Alexandra Popp im Dribbling.
22.10.2018
Frauen

„Können es noch besser“

Die Stimmen der Wölfinnen zum 3:0-Erfolg über den SC Freiburg.

Alexandra Popp im Dribbling.

Am vergangenen Sonntag fuhren die Wölfinnen beim 3:0-Heimspielsieg über den SC Freiburg den insgesamt neunten Pflichtspielsieg in Serie ein. Damit ist es den VfL-Frauen in dieser Saison bislang nicht nur gelungen alle Spiele für sich zu entscheiden, sondern auch stets den eigenen Kasten sauber zu halten. Zwar spielte Grün-Weiß den Sieg im heimischen Rund durchaus souverän heraus, lag bereits zur Halbzeit 2:0 in Front, hatte jedoch dennoch einige kleinere Unzulänglichkeiten im Abspiel und bei der Chancenverwertung gezeigt. Dass der Sieg letztlich völlig verdient war, stand außer Frage. Allerdings setzten sich die Wölfinnen – gerade mit Blick auf die kommenden Aufgaben – dennoch kritisch mit dem Ergebnis und der gezeigten Leistung auseinander. Viel Zeit, diese Leistung zu bewerten, bleibt der Lerch-Elf jedoch nicht. Schon am kommenden Mittwoch, 24. Oktober (Anstoß um 19 Uhr), sind die Grün-Weißen das nächste Mal im Liga-Alltag gefordert. Dann gastieren Alexandra Popp und Co. bei Borussia Mönchengladbach.  

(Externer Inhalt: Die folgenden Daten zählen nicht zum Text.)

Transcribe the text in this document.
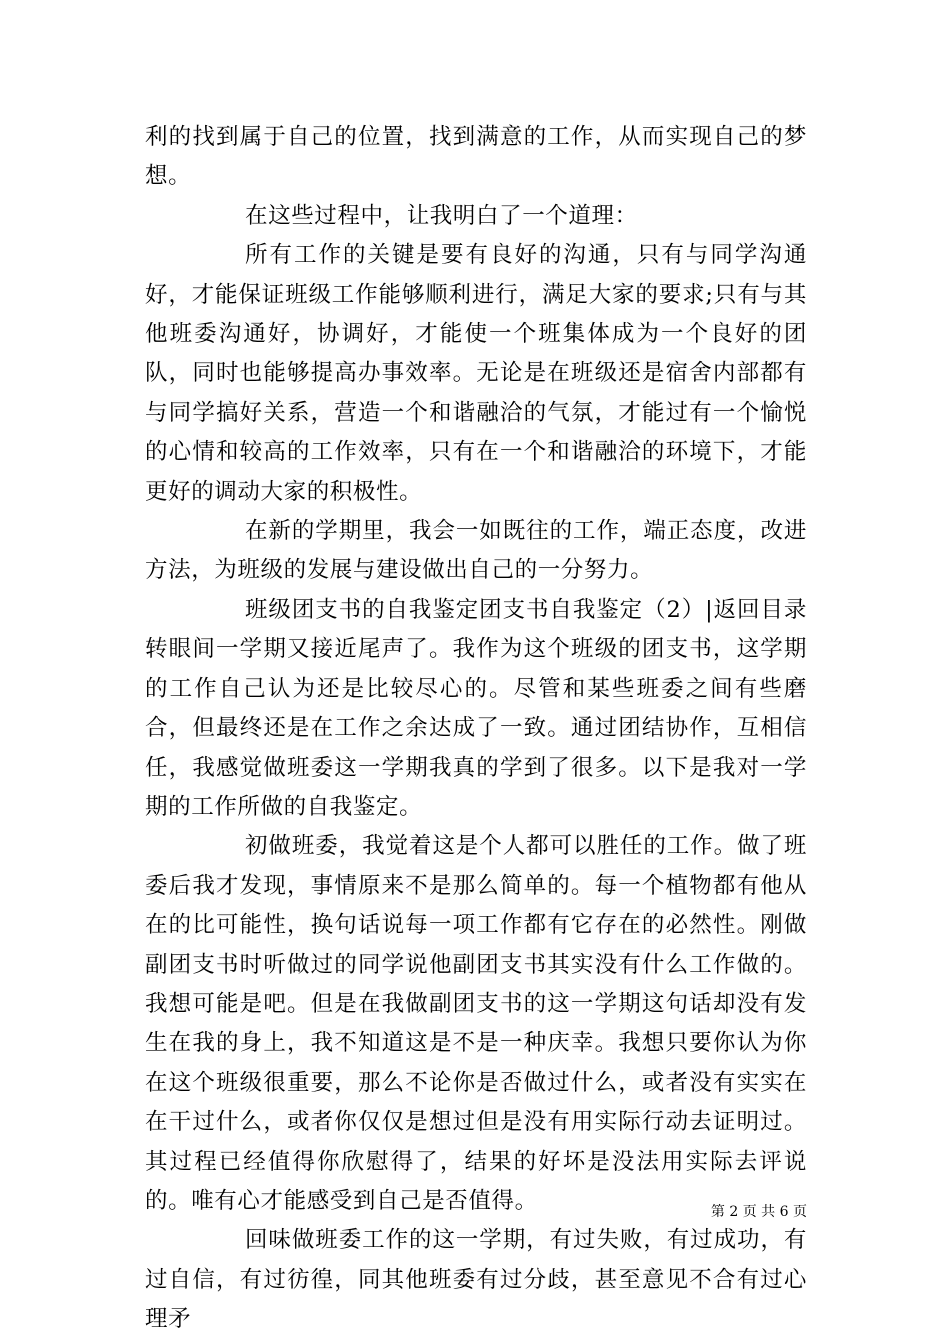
利的找到属于自己的位置，找到满意的工作，从而实现自己的梦想。

在这些过程中，让我明白了一个道理：

所有工作的关键是要有良好的沟通，只有与同学沟通好，才能保证班级工作能够顺利进行，满足大家的要求;只有与其他班委沟通好，协调好，才能使一个班集体成为一个良好的团队，同时也能够提高办事效率。无论是在班级还是宿舍内部都有与同学搞好关系，营造一个和谐融洽的气氛，才能过有一个愉悦的心情和较高的工作效率，只有在一个和谐融洽的环境下，才能更好的调动大家的积极性。

在新的学期里，我会一如既往的工作，端正态度，改进方法，为班级的发展与建设做出自己的一分努力。

班级团支书的自我鉴定团支书自我鉴定（2）|返回目录转眼间一学期又接近尾声了。我作为这个班级的团支书，这学期的工作自己认为还是比较尽心的。尽管和某些班委之间有些磨合，但最终还是在工作之余达成了一致。通过团结协作，互相信任，我感觉做班委这一学期我真的学到了很多。以下是我对一学期的工作所做的自我鉴定。

初做班委，我觉着这是个人都可以胜任的工作。做了班委后我才发现，事情原来不是那么简单的。每一个植物都有他从在的比可能性，换句话说每一项工作都有它存在的必然性。刚做副团支书时听做过的同学说他副团支书其实没有什么工作做的。我想可能是吧。但是在我做副团支书的这一学期这句话却没有发生在我的身上，我不知道这是不是一种庆幸。我想只要你认为你在这个班级很重要，那么不论你是否做过什么，或者没有实实在在干过什么，或者你仅仅是想过但是没有用实际行动去证明过。其过程已经值得你欣慰得了，结果的好坏是没法用实际去评说的。唯有心才能感受到自己是否值得。

回味做班委工作的这一学期，有过失败，有过成功，有过自信，有过彷徨，同其他班委有过分歧，甚至意见不合有过心理矛

第 2 页 共 6 页
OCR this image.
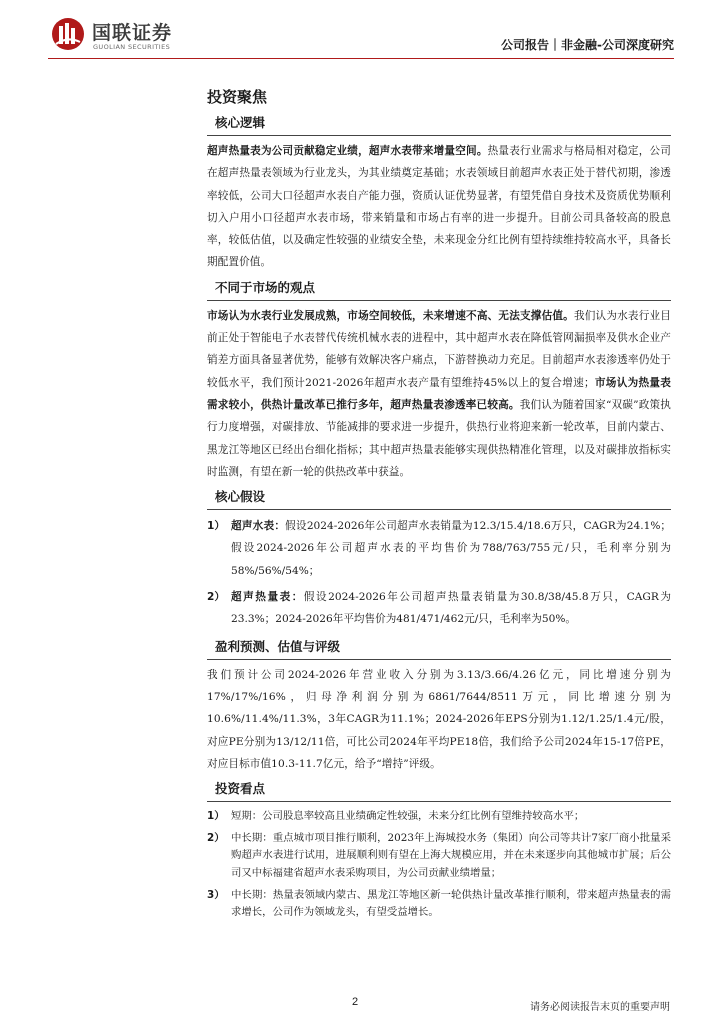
国联证券
GUOLIAN SECURITIES	公司报告｜非金融-公司深度研究
投资聚焦
核心逻辑

超声热量表为公司贡献稳定业绩，超声水表带来增量空间。热量表行业需求与格局相对稳定，公司在超声热量表领域为行业龙头，为其业绩奠定基础；水表领域目前超声水表正处于替代初期，渗透率较低，公司大口径超声水表自产能力强，资质认证优势显著，有望凭借自身技术及资质优势顺利切入户用小口径超声水表市场，带来销量和市场占有率的进一步提升。目前公司具备较高的股息率，较低估值，以及确定性较强的业绩安全垫，未来现金分红比例有望持续维持较高水平，具备长期配置价值。

不同于市场的观点

市场认为水表行业发展成熟，市场空间较低，未来增速不高、无法支撑估值。我们认为水表行业目前正处于智能电子水表替代传统机械水表的进程中，其中超声水表在降低管网漏损率及供水企业产销差方面具备显著优势，能够有效解决客户痛点，下游替换动力充足。目前超声水表渗透率仍处于较低水平，我们预计2021-2026年超声水表产量有望维持45%以上的复合增速；市场认为热量表需求较小，供热计量改革已推行多年，超声热量表渗透率已较高。我们认为随着国家“双碳”政策执行力度增强，对碳排放、节能减排的要求进一步提升，供热行业将迎来新一轮改革，目前内蒙古、黑龙江等地区已经出台细化指标；其中超声热量表能够实现供热精准化管理，以及对碳排放指标实时监测，有望在新一轮的供热改革中获益。

核心假设
1） 超声水表：假设2024-2026年公司超声水表销量为12.3/15.4/18.6万只，CAGR为24.1%；假设2024-2026年公司超声水表的平均售价为788/763/755元/只，毛利率分别为58%/56%/54%；
2） 超声热量表：假设2024-2026年公司超声热量表销量为30.8/38/45.8万只，CAGR为23.3%；2024-2026年平均售价为481/471/462元/只，毛利率为50%。
盈利预测、估值与评级

我们预计公司2024-2026年营业收入分别为3.13/3.66/4.26亿元，同比增速分别为17%/17%/16%，归母净利润分别为6861/7644/8511万元，同比增速分别为10.6%/11.4%/11.3%，3年CAGR为11.1%；2024-2026年EPS分别为1.12/1.25/1.4元/股，对应PE分别为13/12/11倍，可比公司2024年平均PE18倍，我们给予公司2024年15-17倍PE，对应目标市值10.3-11.7亿元，给予“增持”评级。

投资看点
1） 短期：公司股息率较高且业绩确定性较强，未来分红比例有望维持较高水平；
2） 中长期：重点城市项目推行顺利，2023年上海城投水务（集团）向公司等共计7家厂商小批量采购超声水表进行试用，进展顺利则有望在上海大规模应用，并在未来逐步向其他城市扩展；后公司又中标福建省超声水表采购项目，为公司贡献业绩增量；
3） 中长期：热量表领域内蒙古、黑龙江等地区新一轮供热计量改革推行顺利，带来超声热量表的需求增长，公司作为领域龙头，有望受益增长。
2	请务必阅读报告末页的重要声明
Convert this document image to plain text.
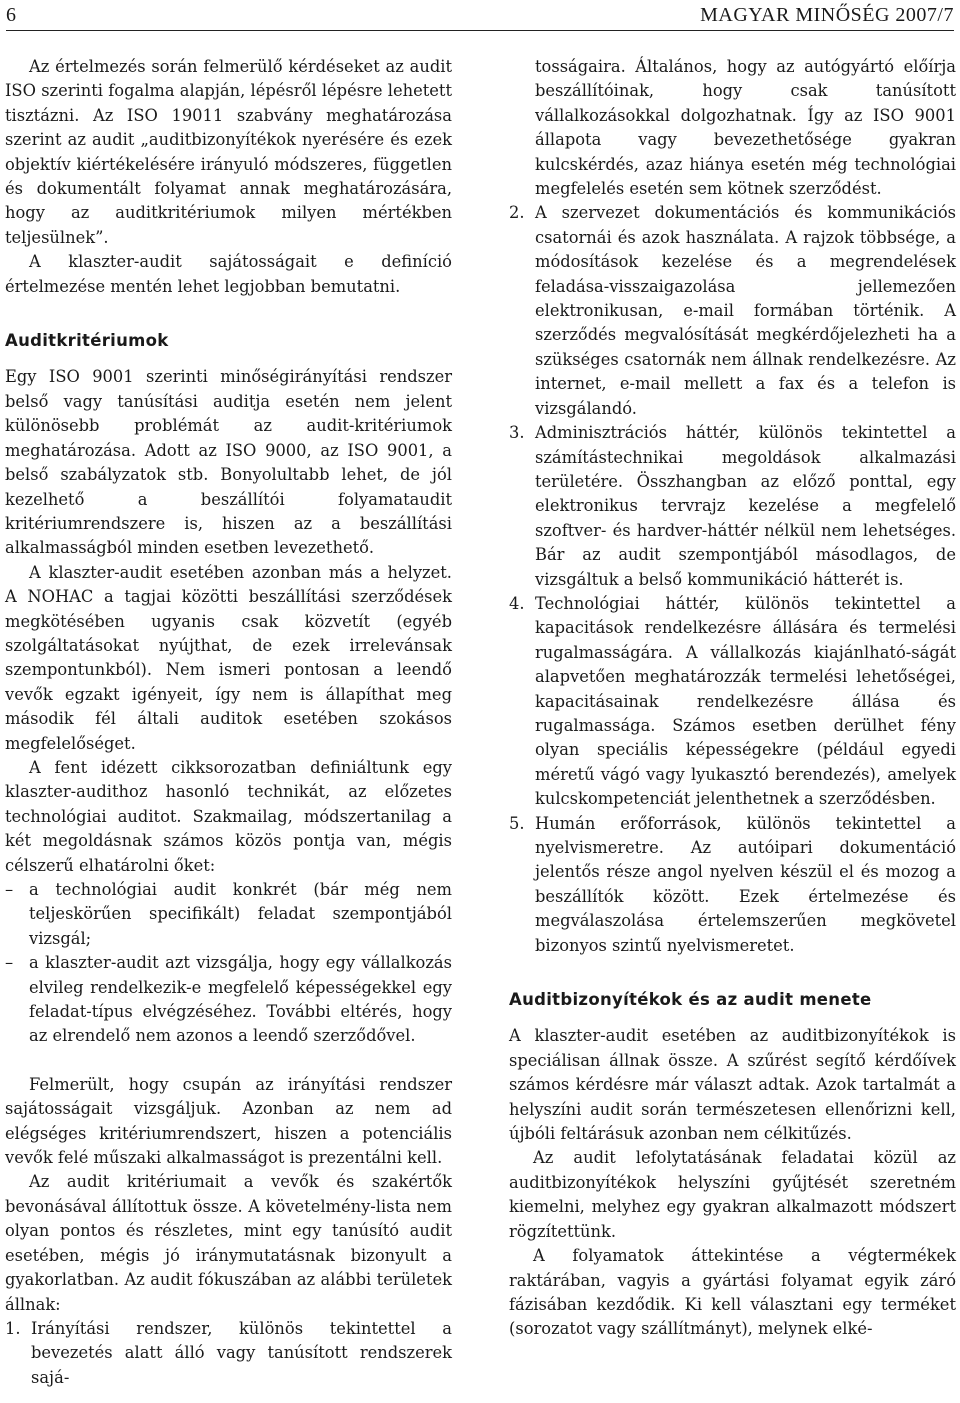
6	MAGYAR MINŐSÉG 2007/7

Az értelmezés során felmerülő kérdéseket az audit ISO szerinti fogalma alapján, lépésről lépésre lehetett tisztázni. Az ISO 19011 szabvány meghatározása szerint az audit „auditbizonyítékok nyerésére és ezek objektív kiértékelésére irányuló módszeres, független és dokumentált folyamat annak meghatározására, hogy az auditkritériumok milyen mértékben teljesülnek”.

A klaszter-audit sajátosságait e definíció értelmezése mentén lehet legjobban bemutatni.

Auditkritériumok

Egy ISO 9001 szerinti minőségirányítási rendszer belső vagy tanúsítási auditja esetén nem jelent különösebb problémát az audit-kritériumok meghatározása. Adott az ISO 9000, az ISO 9001, a belső szabályzatok stb. Bonyolultabb lehet, de jól kezelhető a beszállítói folyamataudit kritériumrendszere is, hiszen az a beszállítási alkalmasságból minden esetben levezethető.

A klaszter-audit esetében azonban más a helyzet. A NOHAC a tagjai közötti beszállítási szerződések megkötésében ugyanis csak közvetít (egyéb szolgáltatásokat nyújthat, de ezek irrelevánsak szempontunkból). Nem ismeri pontosan a leendő vevők egzakt igényeit, így nem is állapíthat meg második fél általi auditok esetében szokásos megfelelőséget.

A fent idézett cikksorozatban definiáltunk egy klaszter-audithoz hasonló technikát, az előzetes technológiai auditot. Szakmailag, módszertanilag a két megoldásnak számos közös pontja van, mégis célszerű elhatárolni őket:

– a technológiai audit konkrét (bár még nem teljeskörűen specifikált) feladat szempontjából vizsgál;
– a klaszter-audit azt vizsgálja, hogy egy vállalkozás elvileg rendelkezik-e megfelelő képességekkel egy feladat-típus elvégzéséhez. További eltérés, hogy az elrendelő nem azonos a leendő szerződővel.

Felmerült, hogy csupán az irányítási rendszer sajátosságait vizsgáljuk. Azonban az nem ad elégséges kritériumrendszert, hiszen a potenciális vevők felé műszaki alkalmasságot is prezentálni kell.

Az audit kritériumait a vevők és szakértők bevonásával állítottuk össze. A követelmény-lista nem olyan pontos és részletes, mint egy tanúsító audit esetében, mégis jó iránymutatásnak bizonyult a gyakorlatban. Az audit fókuszában az alábbi területek állnak:

1. Irányítási rendszer, különös tekintettel a bevezetés alatt álló vagy tanúsított rendszerek sajá-

tosságaira. Általános, hogy az autógyártó előírja beszállítóinak, hogy csak tanúsított vállalkozásokkal dolgozhatnak. Így az ISO 9001 állapota vagy bevezethetősége gyakran kulcskérdés, azaz hiánya esetén még technológiai megfelelés esetén sem kötnek szerződést.

2. A szervezet dokumentációs és kommunikációs csatornái és azok használata. A rajzok többsége, a módosítások kezelése és a megrendelések feladása-visszaigazolása jellemezően elektronikusan, e-mail formában történik. A szerződés megvalósítását megkérdőjelezheti ha a szükséges csatornák nem állnak rendelkezésre. Az internet, e-mail mellett a fax és a telefon is vizsgálandó.
3. Adminisztrációs háttér, különös tekintettel a számítástechnikai megoldások alkalmazási területére. Összhangban az előző ponttal, egy elektronikus tervrajz kezelése a megfelelő szoftver- és hardver-háttér nélkül nem lehetséges. Bár az audit szempontjából másodlagos, de vizsgáltuk a belső kommunikáció hátterét is.
4. Technológiai háttér, különös tekintettel a kapacitások rendelkezésre állására és termelési rugalmasságára. A vállalkozás kiajánlható-ságát alapvetően meghatározzák termelési lehetőségei, kapacitásainak rendelkezésre állása és rugalmassága. Számos esetben derülhet fény olyan speciális képességekre (például egyedi méretű vágó vagy lyukasztó berendezés), amelyek kulcskompetenciát jelenthetnek a szerződésben.
5. Humán erőforrások, különös tekintettel a nyelvismeretre. Az autóipari dokumentáció jelentős része angol nyelven készül el és mozog a beszállítók között. Ezek értelmezése és megválaszolása értelemszerűen megkövetel bizonyos szintű nyelvismeretet.
Auditbizonyítékok és az audit menete

A klaszter-audit esetében az auditbizonyítékok is speciálisan állnak össze. A szűrést segítő kérdőívek számos kérdésre már választ adtak. Azok tartalmát a helyszíni audit során természetesen ellenőrizni kell, újbóli feltárásuk azonban nem célkitűzés.

Az audit lefolytatásának feladatai közül az auditbizonyítékok helyszíni gyűjtését szeretném kiemelni, melyhez egy gyakran alkalmazott módszert rögzítettünk.

A folyamatok áttekintése a végtermékek raktárában, vagyis a gyártási folyamat egyik záró fázisában kezdődik. Ki kell választani egy terméket (sorozatot vagy szállítmányt), melynek elké-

Almuth Schult: Wir hätten heute noch mehr Tore erzielen können, gerade wenn man sieht, dass Ewa zum Schluss noch eine große Chance hatte. Heute war das egal, aber in anderen Spielen kann es wichtig werden, den dann abgezockt reinzumachen. Wir haben aktuell einen Lauf und sind sehr eingespielt, aber Freiburg war auch nicht chancenlos. Gerade in der ersten Halbzeit waren sie ein- bis zweimal gefährlich, weil wir individuelle Fehler gemacht haben. Erzielen sie da ein Tor, dann kann das Spiel anders laufen. Wir sind froh, dass es gerade läuft und freuen uns auf die nächsten Spiele.

Noelle Maritz: Es ist immer schön, wenn man ein Tor erzielt, vor allem als Verteidigerin. Wichtig ist, dass wir heute die drei Punkte geholt, hinten nicht viel zugelassen und wieder zu null gespielt haben. Es war ein ordentliches Spiel und wir können mit unserer Leistung größtenteils zufrieden sein. In der Mannschaft passt zur Zeit vieles, jeder arbeitet hart für den anderen und das ist sehr wichtig, damit wir hoffentlich weiterhin die Null hinten stehen haben. Wir haben viel Freude beim Spiel und nicht nur elf gute Spielerinnen sondern 24.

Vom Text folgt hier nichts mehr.